La vida está compuesta de las
experiencias que vamos acumulando mientras, en nuestro vagar cotidiano por los
senderos de la realidad, nos batimos azarosamente en esta o aquella aventura.
Pueden ser lances mayores o menores, y el estímulo que deje en nosotros muy
dispar. ¿Quién aportará pruebas fehacientes de que una vida tranquila al lado
del mar, mientras limpiamos mesas y servimos platos, será menos estimulante que
la de aquél abogado cosmopolita envuelto en mil casos penales? Lo cierto es
que, cabe decir aquí, la vocación va por dentro.

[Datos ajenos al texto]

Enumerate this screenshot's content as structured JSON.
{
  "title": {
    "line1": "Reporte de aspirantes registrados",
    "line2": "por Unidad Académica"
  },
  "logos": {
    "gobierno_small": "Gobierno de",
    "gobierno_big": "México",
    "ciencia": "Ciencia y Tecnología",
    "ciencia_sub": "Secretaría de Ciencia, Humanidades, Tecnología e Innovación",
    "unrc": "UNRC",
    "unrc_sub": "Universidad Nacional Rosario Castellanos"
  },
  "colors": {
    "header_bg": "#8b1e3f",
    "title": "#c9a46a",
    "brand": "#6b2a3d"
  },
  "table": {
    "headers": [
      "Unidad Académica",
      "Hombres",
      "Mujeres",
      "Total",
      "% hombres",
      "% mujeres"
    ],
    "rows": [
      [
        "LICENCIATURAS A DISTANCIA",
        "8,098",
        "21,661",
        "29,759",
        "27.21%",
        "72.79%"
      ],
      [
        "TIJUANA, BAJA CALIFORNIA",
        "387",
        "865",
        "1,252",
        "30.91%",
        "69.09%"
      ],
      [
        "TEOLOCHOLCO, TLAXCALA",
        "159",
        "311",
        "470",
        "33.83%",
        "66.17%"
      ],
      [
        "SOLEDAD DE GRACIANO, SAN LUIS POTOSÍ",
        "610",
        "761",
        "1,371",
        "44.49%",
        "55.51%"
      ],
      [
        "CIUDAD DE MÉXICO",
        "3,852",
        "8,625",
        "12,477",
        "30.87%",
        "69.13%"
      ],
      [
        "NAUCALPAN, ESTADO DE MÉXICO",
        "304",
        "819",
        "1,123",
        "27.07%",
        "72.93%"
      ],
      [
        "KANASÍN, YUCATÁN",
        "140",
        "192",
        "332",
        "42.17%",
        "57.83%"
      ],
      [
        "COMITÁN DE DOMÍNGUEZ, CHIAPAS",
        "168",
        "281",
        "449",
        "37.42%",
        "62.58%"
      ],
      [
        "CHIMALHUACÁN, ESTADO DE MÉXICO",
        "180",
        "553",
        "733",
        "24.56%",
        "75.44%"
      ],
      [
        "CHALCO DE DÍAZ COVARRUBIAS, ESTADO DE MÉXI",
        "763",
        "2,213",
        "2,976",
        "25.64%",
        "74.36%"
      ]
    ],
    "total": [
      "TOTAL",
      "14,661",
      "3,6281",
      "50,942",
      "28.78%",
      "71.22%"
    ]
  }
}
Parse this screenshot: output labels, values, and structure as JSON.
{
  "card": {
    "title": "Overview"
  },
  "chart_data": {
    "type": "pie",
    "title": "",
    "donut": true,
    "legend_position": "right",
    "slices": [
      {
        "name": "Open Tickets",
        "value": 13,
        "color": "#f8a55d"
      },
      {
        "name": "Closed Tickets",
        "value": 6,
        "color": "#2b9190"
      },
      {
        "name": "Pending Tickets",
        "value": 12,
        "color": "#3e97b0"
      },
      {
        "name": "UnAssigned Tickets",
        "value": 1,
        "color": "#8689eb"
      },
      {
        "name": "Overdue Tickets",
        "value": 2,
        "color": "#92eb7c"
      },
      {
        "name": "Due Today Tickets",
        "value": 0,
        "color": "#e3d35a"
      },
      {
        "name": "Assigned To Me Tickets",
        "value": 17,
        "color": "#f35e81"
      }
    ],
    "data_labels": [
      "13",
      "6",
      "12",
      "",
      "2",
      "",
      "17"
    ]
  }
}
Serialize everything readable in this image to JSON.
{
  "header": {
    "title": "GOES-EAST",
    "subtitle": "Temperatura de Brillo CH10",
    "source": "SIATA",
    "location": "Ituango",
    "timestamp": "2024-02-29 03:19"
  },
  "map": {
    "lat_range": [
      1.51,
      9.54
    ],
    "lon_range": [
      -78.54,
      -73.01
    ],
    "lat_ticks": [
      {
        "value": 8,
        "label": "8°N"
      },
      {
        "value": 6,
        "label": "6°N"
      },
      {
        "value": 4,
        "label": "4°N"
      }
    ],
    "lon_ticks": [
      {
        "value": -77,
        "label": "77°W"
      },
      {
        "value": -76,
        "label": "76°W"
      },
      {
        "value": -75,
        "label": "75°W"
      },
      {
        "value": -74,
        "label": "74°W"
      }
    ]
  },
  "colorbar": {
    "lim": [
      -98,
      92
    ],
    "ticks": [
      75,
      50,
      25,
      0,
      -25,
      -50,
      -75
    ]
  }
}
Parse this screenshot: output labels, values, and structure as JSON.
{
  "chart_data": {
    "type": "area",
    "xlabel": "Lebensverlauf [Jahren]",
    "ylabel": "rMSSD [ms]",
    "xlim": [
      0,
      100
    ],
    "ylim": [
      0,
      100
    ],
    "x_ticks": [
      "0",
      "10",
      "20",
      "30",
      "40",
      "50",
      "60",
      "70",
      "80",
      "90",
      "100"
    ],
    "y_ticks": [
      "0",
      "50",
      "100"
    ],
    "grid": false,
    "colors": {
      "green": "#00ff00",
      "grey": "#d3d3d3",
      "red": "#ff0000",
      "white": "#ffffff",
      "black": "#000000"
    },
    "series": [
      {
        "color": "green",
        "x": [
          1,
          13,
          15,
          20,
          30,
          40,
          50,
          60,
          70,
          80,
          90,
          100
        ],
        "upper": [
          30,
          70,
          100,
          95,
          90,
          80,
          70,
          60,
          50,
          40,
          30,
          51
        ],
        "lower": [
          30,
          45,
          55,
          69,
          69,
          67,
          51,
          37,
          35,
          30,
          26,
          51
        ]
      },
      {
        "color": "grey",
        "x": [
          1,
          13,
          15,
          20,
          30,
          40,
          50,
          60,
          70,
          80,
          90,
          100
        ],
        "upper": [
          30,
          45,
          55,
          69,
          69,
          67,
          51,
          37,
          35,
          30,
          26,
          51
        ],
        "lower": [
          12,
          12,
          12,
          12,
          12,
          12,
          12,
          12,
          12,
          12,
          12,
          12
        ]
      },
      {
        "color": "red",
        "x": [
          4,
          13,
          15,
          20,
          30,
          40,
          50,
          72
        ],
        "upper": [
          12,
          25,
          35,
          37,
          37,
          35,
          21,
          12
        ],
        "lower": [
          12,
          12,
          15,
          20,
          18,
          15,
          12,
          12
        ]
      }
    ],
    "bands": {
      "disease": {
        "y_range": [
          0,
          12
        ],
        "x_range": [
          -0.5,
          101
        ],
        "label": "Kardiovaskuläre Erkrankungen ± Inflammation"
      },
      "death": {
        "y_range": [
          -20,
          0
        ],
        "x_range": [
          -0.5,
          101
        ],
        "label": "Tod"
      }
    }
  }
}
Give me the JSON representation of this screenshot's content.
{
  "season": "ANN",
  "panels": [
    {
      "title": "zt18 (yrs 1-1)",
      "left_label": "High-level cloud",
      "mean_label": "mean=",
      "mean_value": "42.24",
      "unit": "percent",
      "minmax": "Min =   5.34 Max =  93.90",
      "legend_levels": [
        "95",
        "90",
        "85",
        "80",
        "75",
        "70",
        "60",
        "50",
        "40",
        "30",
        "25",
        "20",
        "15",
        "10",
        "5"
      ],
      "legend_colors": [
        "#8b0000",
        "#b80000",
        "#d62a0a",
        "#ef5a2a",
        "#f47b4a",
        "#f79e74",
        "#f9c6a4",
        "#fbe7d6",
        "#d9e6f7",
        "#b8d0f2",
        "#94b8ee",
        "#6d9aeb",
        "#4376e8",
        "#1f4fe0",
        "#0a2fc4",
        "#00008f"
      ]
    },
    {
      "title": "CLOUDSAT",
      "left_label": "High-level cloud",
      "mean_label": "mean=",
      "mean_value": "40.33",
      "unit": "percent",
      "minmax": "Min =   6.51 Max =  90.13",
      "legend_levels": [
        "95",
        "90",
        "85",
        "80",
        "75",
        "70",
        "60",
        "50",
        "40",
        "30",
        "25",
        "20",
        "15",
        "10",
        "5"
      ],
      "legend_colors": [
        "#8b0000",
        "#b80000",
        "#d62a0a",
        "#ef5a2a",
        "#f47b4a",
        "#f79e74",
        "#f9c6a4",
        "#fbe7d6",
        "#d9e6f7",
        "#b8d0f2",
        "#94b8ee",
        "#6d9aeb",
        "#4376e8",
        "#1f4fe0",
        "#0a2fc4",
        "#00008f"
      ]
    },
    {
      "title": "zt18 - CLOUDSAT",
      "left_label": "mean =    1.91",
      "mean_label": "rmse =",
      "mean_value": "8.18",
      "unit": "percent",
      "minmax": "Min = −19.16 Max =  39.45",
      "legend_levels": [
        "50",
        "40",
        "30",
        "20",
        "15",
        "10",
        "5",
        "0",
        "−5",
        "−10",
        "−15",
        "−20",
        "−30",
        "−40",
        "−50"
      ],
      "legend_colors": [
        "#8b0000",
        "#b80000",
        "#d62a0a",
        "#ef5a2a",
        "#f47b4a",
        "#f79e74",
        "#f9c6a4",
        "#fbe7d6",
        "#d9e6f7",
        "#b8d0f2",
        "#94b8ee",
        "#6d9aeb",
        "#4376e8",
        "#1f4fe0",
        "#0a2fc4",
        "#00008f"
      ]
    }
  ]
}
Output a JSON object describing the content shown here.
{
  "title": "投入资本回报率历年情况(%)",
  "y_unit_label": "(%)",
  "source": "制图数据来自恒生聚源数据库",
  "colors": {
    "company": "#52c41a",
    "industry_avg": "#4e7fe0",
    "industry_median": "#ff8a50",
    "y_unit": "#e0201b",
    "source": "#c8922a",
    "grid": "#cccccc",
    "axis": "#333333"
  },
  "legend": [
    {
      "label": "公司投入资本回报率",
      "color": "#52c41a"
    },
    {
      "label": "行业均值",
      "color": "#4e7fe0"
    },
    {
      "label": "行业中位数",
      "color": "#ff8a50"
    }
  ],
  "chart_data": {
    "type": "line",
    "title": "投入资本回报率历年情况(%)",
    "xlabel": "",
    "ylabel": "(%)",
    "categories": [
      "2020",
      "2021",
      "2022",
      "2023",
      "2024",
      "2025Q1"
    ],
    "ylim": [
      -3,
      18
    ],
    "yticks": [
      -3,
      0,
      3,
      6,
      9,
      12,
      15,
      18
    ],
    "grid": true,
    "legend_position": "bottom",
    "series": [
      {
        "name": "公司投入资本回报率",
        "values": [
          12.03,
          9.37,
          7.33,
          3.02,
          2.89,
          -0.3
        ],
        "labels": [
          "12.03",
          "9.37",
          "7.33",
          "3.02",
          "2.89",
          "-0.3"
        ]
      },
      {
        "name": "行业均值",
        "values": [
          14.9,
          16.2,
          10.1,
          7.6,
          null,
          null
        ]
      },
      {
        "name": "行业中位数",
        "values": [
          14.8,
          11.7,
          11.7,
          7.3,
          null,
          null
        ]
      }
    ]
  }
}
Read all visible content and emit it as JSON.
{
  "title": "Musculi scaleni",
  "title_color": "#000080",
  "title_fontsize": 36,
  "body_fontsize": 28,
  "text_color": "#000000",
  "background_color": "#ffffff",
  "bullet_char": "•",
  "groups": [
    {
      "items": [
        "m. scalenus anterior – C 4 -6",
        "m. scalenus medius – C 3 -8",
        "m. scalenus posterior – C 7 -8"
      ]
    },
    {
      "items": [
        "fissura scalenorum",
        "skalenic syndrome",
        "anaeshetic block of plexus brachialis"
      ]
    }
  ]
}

Además de esa vida que hemos elegido o
nos ha elegido para nuestras andanzas conscientes, lo que llamamos el mundo de
la vigilia, existe otro mundo lleno de experiencias, unas temporadas más
estimulantes que otras; a veces recordado tras su vivencia en el pequeño teatro
en que se convierte nuestra mente, otras olvidado con el despertar: se trata,
sí, del mundo de los sueños.
Así, disponemos de una doble fuente de
experiencias. Aquellas que son conscientes y aquellas tan vívidas
frecuentemente que se desarrollan en nuestra mente mientras dormimos. Podemos
remontarnos a un pasado consciente y transformarlo en un insólito viaje
inconsciente frecuentemente preñado de moraleja. Nuestras más íntimas ilusiones
y tormentos pueden tomar cuerpo mientras estamos entregados al descanso entre
las sábanas.
De uno y de otro mundo se nutren
nuestras existencias para alimentar el estímulo de vivir, o su sufrimiento.